Pour mettre au point ce design, nous nous sommes dits qu’il fallait se replacer dans le contexte réel des années 40, et s’inspirer de la manière dont on imaginait le futur à cette époque-là. Nous avons trouvé des références graphiques formidables datant de cette période, tirées du travail de grands illustrateurs, designers et architectes. Mais tout le travail de pure création qui a été réalisé pour le film a été créé par notre chef décorateur et directeur artistique Rick Henricks et son équipe d’artistes. Rick s’est immergé dans cette esthétique pour imaginer tout cela. Nous avions déterminé d’emblée que nous n’utiliserions pas de formes trop modernes, trop proches de celles de notre époque. Par exemple, toutes les machines que l’on voit dans le film sont électriques et non pas électroniques. Elles fonctionnent à la manière des appareils des années 40 et produisent les mêmes bruits qu’eux. Les bruits des appareils à lampes, des anciennes résistances, etc. En 1940, on avait tendance à imaginer le futur de 1950, pas celui de 2011. On ne se projetait que dix ou quinze ans dans l’avenir. C’était un défi artistique très intéressant à relever.

Et en ce qui concerne la conception des scènes d’action ?

Selon le même principe, nous avons tenu à ce que les scènes d’action soient à la fois spectaculaires et crédibles.
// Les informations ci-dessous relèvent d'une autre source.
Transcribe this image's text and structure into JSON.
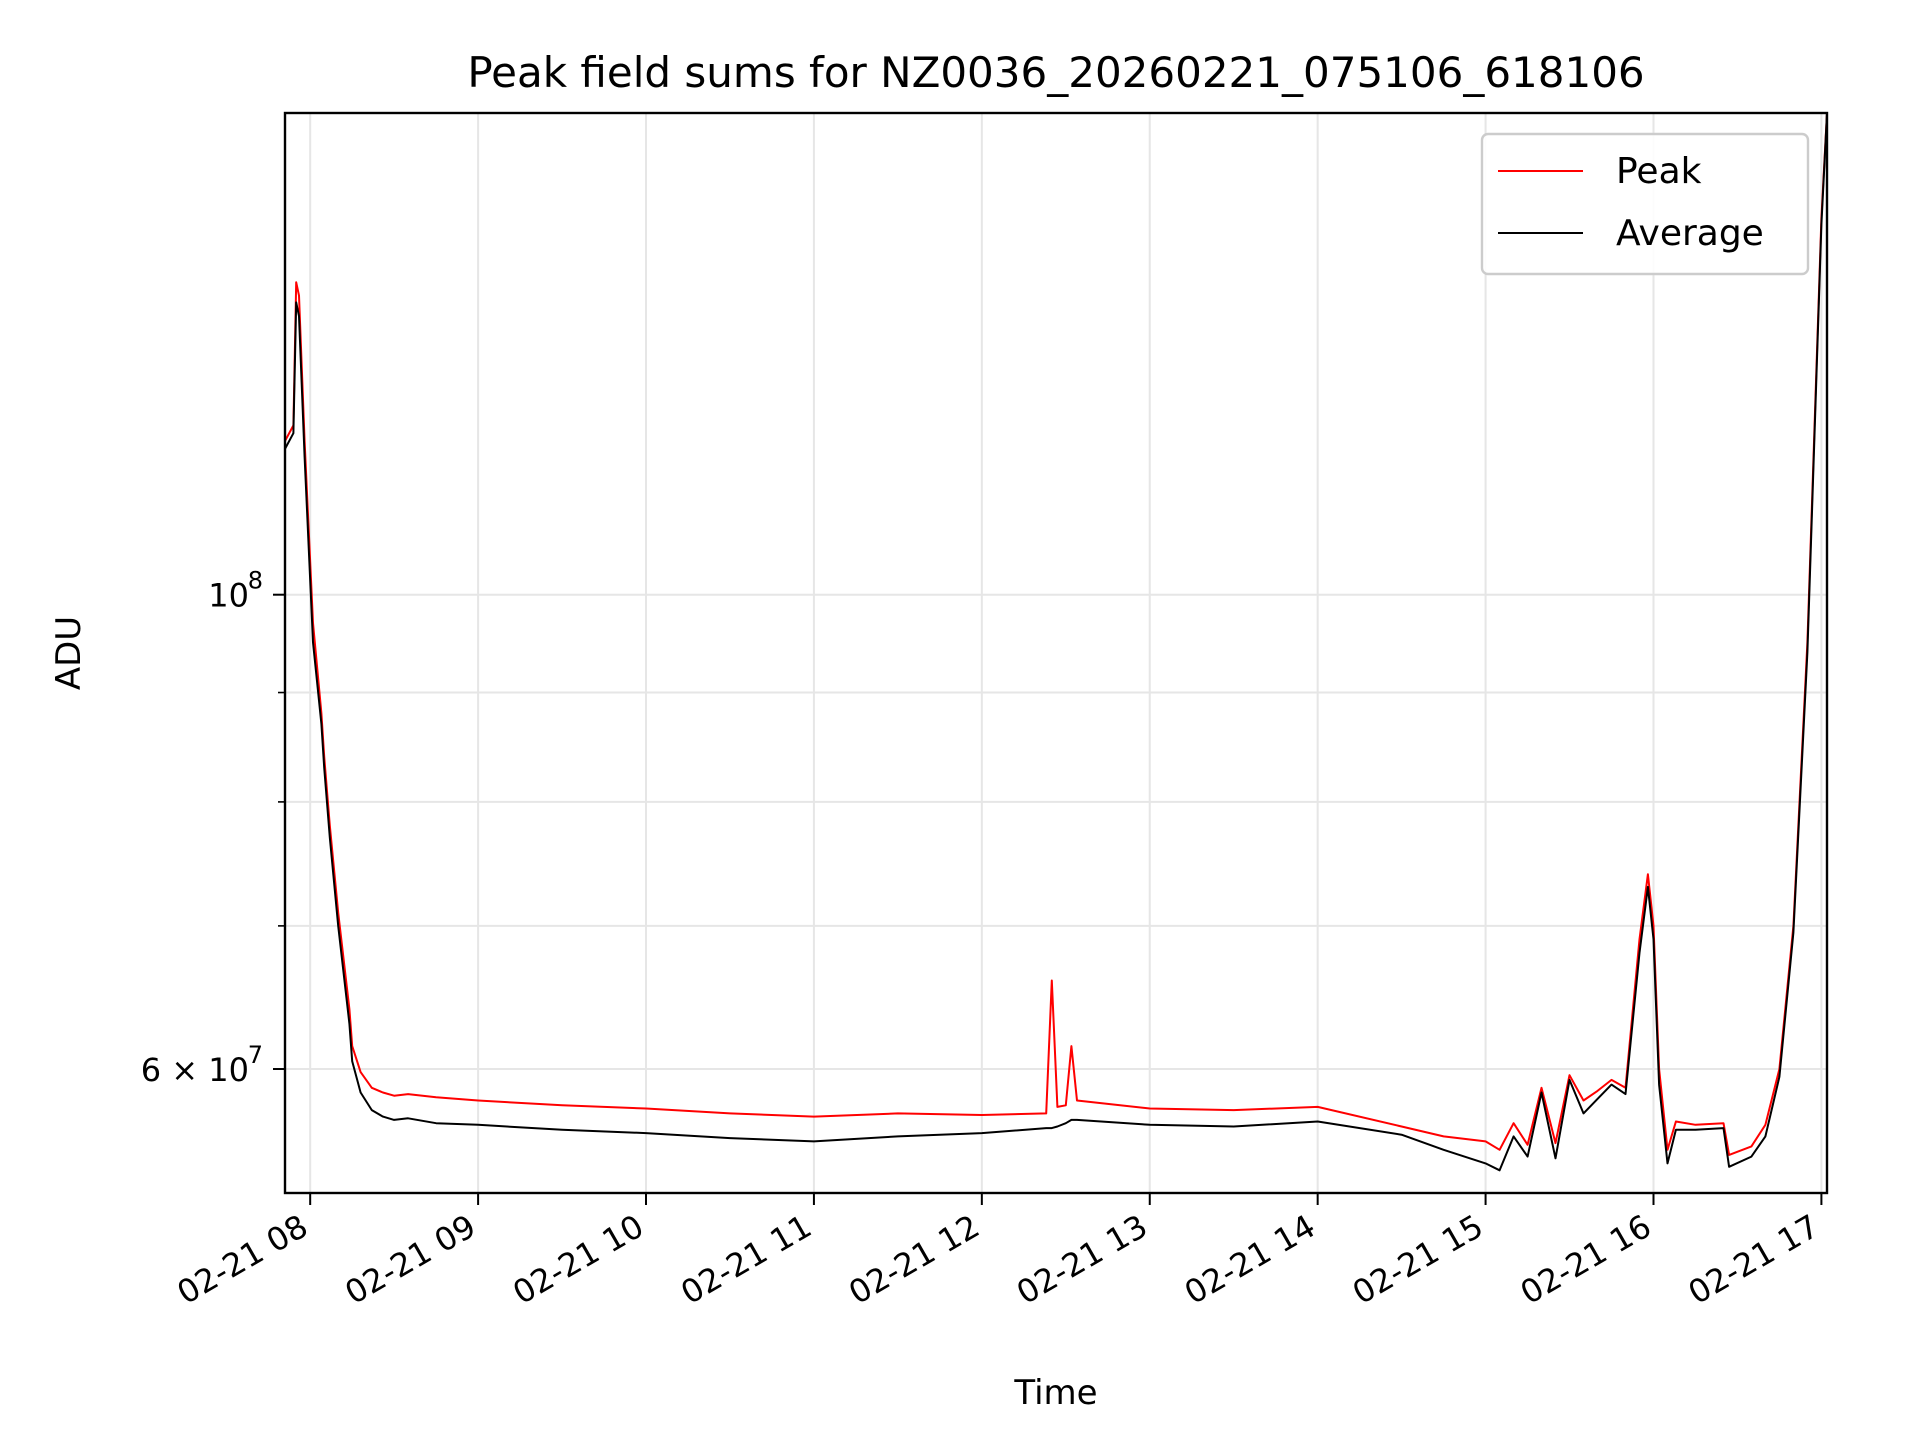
{
  "chart_data": {
    "type": "line",
    "title": "Peak field sums for NZ0036_20260221_075106_618106",
    "xlabel": "Time",
    "ylabel": "ADU",
    "y_scale": "log",
    "ylim": [
      52500000,
      168000000
    ],
    "xlim": [
      "2026-02-21 07:51",
      "2026-02-21 17:02"
    ],
    "grid": true,
    "legend_position": "top-right",
    "x_ticks": [
      {
        "value": "2026-02-21 08:00",
        "label": "02-21 08"
      },
      {
        "value": "2026-02-21 09:00",
        "label": "02-21 09"
      },
      {
        "value": "2026-02-21 10:00",
        "label": "02-21 10"
      },
      {
        "value": "2026-02-21 11:00",
        "label": "02-21 11"
      },
      {
        "value": "2026-02-21 12:00",
        "label": "02-21 12"
      },
      {
        "value": "2026-02-21 13:00",
        "label": "02-21 13"
      },
      {
        "value": "2026-02-21 14:00",
        "label": "02-21 14"
      },
      {
        "value": "2026-02-21 15:00",
        "label": "02-21 15"
      },
      {
        "value": "2026-02-21 16:00",
        "label": "02-21 16"
      },
      {
        "value": "2026-02-21 17:00",
        "label": "02-21 17"
      }
    ],
    "y_major_ticks": [
      {
        "value": 100000000,
        "label_base": "10",
        "label_exp": "8"
      },
      {
        "value": 60000000,
        "label_base": "6 × 10",
        "label_exp": "7"
      }
    ],
    "y_minor_ticks": [
      70000000,
      80000000,
      90000000
    ],
    "series": [
      {
        "name": "Peak",
        "color": "#ff0000",
        "x": [
          "2026-02-21 07:51",
          "2026-02-21 07:54",
          "2026-02-21 07:55",
          "2026-02-21 07:56",
          "2026-02-21 07:58",
          "2026-02-21 08:01",
          "2026-02-21 08:04",
          "2026-02-21 08:05",
          "2026-02-21 08:07",
          "2026-02-21 08:10",
          "2026-02-21 08:14",
          "2026-02-21 08:15",
          "2026-02-21 08:18",
          "2026-02-21 08:22",
          "2026-02-21 08:26",
          "2026-02-21 08:30",
          "2026-02-21 08:35",
          "2026-02-21 08:45",
          "2026-02-21 09:00",
          "2026-02-21 09:30",
          "2026-02-21 10:00",
          "2026-02-21 10:30",
          "2026-02-21 11:00",
          "2026-02-21 11:30",
          "2026-02-21 12:00",
          "2026-02-21 12:23",
          "2026-02-21 12:25",
          "2026-02-21 12:27",
          "2026-02-21 12:30",
          "2026-02-21 12:32",
          "2026-02-21 12:34",
          "2026-02-21 13:00",
          "2026-02-21 13:30",
          "2026-02-21 14:00",
          "2026-02-21 14:30",
          "2026-02-21 14:45",
          "2026-02-21 15:00",
          "2026-02-21 15:05",
          "2026-02-21 15:10",
          "2026-02-21 15:15",
          "2026-02-21 15:20",
          "2026-02-21 15:25",
          "2026-02-21 15:30",
          "2026-02-21 15:35",
          "2026-02-21 15:40",
          "2026-02-21 15:45",
          "2026-02-21 15:50",
          "2026-02-21 15:55",
          "2026-02-21 15:58",
          "2026-02-21 16:00",
          "2026-02-21 16:02",
          "2026-02-21 16:05",
          "2026-02-21 16:08",
          "2026-02-21 16:15",
          "2026-02-21 16:25",
          "2026-02-21 16:27",
          "2026-02-21 16:35",
          "2026-02-21 16:40",
          "2026-02-21 16:45",
          "2026-02-21 16:50",
          "2026-02-21 16:55",
          "2026-02-21 17:00",
          "2026-02-21 17:02"
        ],
        "values": [
          118000000,
          120000000,
          140000000,
          138000000,
          118000000,
          97000000,
          88000000,
          84000000,
          78000000,
          71000000,
          64000000,
          61500000,
          59800000,
          58800000,
          58500000,
          58300000,
          58400000,
          58200000,
          58000000,
          57700000,
          57500000,
          57200000,
          57000000,
          57200000,
          57100000,
          57200000,
          66000000,
          57600000,
          57700000,
          61500000,
          58000000,
          57500000,
          57400000,
          57600000,
          56400000,
          55800000,
          55500000,
          55000000,
          56600000,
          55300000,
          58800000,
          55400000,
          59600000,
          58000000,
          58600000,
          59300000,
          58800000,
          69000000,
          74000000,
          70000000,
          60000000,
          55000000,
          56700000,
          56500000,
          56600000,
          54700000,
          55200000,
          56500000,
          60000000,
          70000000,
          95000000,
          150000000,
          168000000
        ]
      },
      {
        "name": "Average",
        "color": "#000000",
        "x": [
          "2026-02-21 07:51",
          "2026-02-21 07:54",
          "2026-02-21 07:55",
          "2026-02-21 07:56",
          "2026-02-21 07:58",
          "2026-02-21 08:01",
          "2026-02-21 08:04",
          "2026-02-21 08:05",
          "2026-02-21 08:07",
          "2026-02-21 08:10",
          "2026-02-21 08:14",
          "2026-02-21 08:15",
          "2026-02-21 08:18",
          "2026-02-21 08:22",
          "2026-02-21 08:26",
          "2026-02-21 08:30",
          "2026-02-21 08:35",
          "2026-02-21 08:45",
          "2026-02-21 09:00",
          "2026-02-21 09:30",
          "2026-02-21 10:00",
          "2026-02-21 10:30",
          "2026-02-21 11:00",
          "2026-02-21 11:30",
          "2026-02-21 12:00",
          "2026-02-21 12:23",
          "2026-02-21 12:25",
          "2026-02-21 12:27",
          "2026-02-21 12:30",
          "2026-02-21 12:32",
          "2026-02-21 12:34",
          "2026-02-21 13:00",
          "2026-02-21 13:30",
          "2026-02-21 14:00",
          "2026-02-21 14:30",
          "2026-02-21 14:45",
          "2026-02-21 15:00",
          "2026-02-21 15:05",
          "2026-02-21 15:10",
          "2026-02-21 15:15",
          "2026-02-21 15:20",
          "2026-02-21 15:25",
          "2026-02-21 15:30",
          "2026-02-21 15:35",
          "2026-02-21 15:40",
          "2026-02-21 15:45",
          "2026-02-21 15:50",
          "2026-02-21 15:55",
          "2026-02-21 15:58",
          "2026-02-21 16:00",
          "2026-02-21 16:02",
          "2026-02-21 16:05",
          "2026-02-21 16:08",
          "2026-02-21 16:15",
          "2026-02-21 16:25",
          "2026-02-21 16:27",
          "2026-02-21 16:35",
          "2026-02-21 16:40",
          "2026-02-21 16:45",
          "2026-02-21 16:50",
          "2026-02-21 16:55",
          "2026-02-21 17:00",
          "2026-02-21 17:02"
        ],
        "values": [
          117000000,
          119000000,
          137000000,
          135000000,
          116000000,
          95000000,
          87000000,
          83000000,
          77000000,
          70000000,
          63000000,
          60500000,
          58500000,
          57400000,
          57000000,
          56800000,
          56900000,
          56600000,
          56500000,
          56200000,
          56000000,
          55700000,
          55500000,
          55800000,
          56000000,
          56300000,
          56300000,
          56400000,
          56600000,
          56800000,
          56800000,
          56500000,
          56400000,
          56700000,
          55900000,
          55000000,
          54200000,
          53800000,
          55800000,
          54600000,
          58500000,
          54500000,
          59300000,
          57200000,
          58100000,
          59000000,
          58400000,
          68000000,
          73000000,
          69000000,
          59000000,
          54200000,
          56200000,
          56200000,
          56300000,
          54000000,
          54600000,
          55800000,
          59500000,
          69500000,
          94000000,
          149000000,
          168000000
        ]
      }
    ]
  }
}
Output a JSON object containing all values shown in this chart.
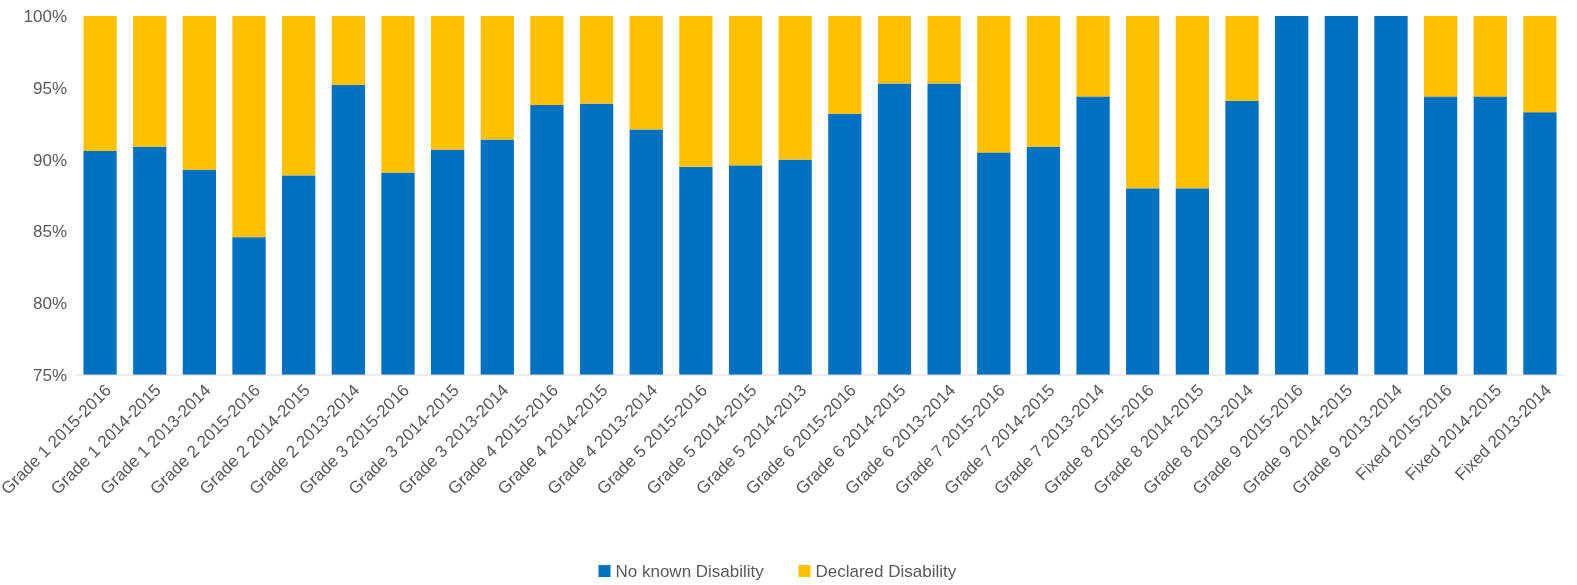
{
  "chart_data": {
    "type": "bar",
    "stacked": true,
    "categories": [
      "Grade 1 2015-2016",
      "Grade 1 2014-2015",
      "Grade 1 2013-2014",
      "Grade 2 2015-2016",
      "Grade 2 2014-2015",
      "Grade 2 2013-2014",
      "Grade 3 2015-2016",
      "Grade 3 2014-2015",
      "Grade 3 2013-2014",
      "Grade 4 2015-2016",
      "Grade 4 2014-2015",
      "Grade 4 2013-2014",
      "Grade 5 2015-2016",
      "Grade 5 2014-2015",
      "Grade 5 2014-2013",
      "Grade 6 2015-2016",
      "Grade 6 2014-2015",
      "Grade 6 2013-2014",
      "Grade 7 2015-2016",
      "Grade 7 2014-2015",
      "Grade 7 2013-2014",
      "Grade 8 2015-2016",
      "Grade 8 2014-2015",
      "Grade 8 2013-2014",
      "Grade 9 2015-2016",
      "Grade 9 2014-2015",
      "Grade 9 2013-2014",
      "Fixed 2015-2016",
      "Fixed 2014-2015",
      "Fixed 2013-2014"
    ],
    "series": [
      {
        "name": "No known Disability",
        "color": "#0070c0",
        "values": [
          90.6,
          90.9,
          89.3,
          84.6,
          88.9,
          95.2,
          89.1,
          90.7,
          91.4,
          93.8,
          93.9,
          92.1,
          89.5,
          89.6,
          90.0,
          93.2,
          95.3,
          95.3,
          90.5,
          90.9,
          94.4,
          88.0,
          88.0,
          94.1,
          100,
          100,
          100,
          94.4,
          94.4,
          93.3
        ]
      },
      {
        "name": "Declared Disability",
        "color": "#ffc000",
        "base": [
          90.6,
          90.9,
          89.3,
          84.6,
          88.9,
          95.2,
          89.1,
          90.7,
          91.4,
          93.8,
          93.9,
          92.1,
          89.5,
          89.6,
          90.0,
          93.2,
          95.3,
          95.3,
          90.5,
          90.9,
          94.4,
          88.0,
          88.0,
          94.1,
          null,
          null,
          null,
          94.4,
          94.4,
          93.3
        ],
        "values": [
          9.4,
          9.1,
          10.7,
          15.4,
          11.1,
          4.8,
          10.9,
          9.3,
          8.6,
          6.2,
          6.1,
          7.9,
          10.5,
          10.4,
          10.0,
          6.8,
          4.7,
          4.7,
          9.5,
          9.1,
          5.6,
          12.0,
          12.0,
          5.9,
          null,
          null,
          null,
          5.6,
          5.6,
          6.7
        ]
      }
    ],
    "ylim": [
      75,
      100
    ],
    "yticks": [
      {
        "value": 75,
        "label": "75%"
      },
      {
        "value": 80,
        "label": "80%"
      },
      {
        "value": 85,
        "label": "85%"
      },
      {
        "value": 90,
        "label": "90%"
      },
      {
        "value": 95,
        "label": "95%"
      },
      {
        "value": 100,
        "label": "100%"
      }
    ],
    "legend": "bottom"
  }
}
Nous n’avons jamais oublié les lois de la physique ! Même si Captain America lance son bouclier avec une habileté extraordinaire, il n’est pas Superman. Je crois que dès que l’on franchit la frontière de la crédibilité, le public sait parfaitement que l’on bascule dans l’univers des effets visuels où tout est possible, et s’intéresse un peu moins aux exploits des personnages. Nous avons mis en place ces règles pour décrire les exploits de Captain America, et malgré ces restrictions, il fait des choses qu’aucun de nous ne pourrait accomplir, sans sortir du cadre de la réalité des lois de la physique.

[Lire la suite de cet entretien]


[En discuter sur le forum]
Bookmark and Share


.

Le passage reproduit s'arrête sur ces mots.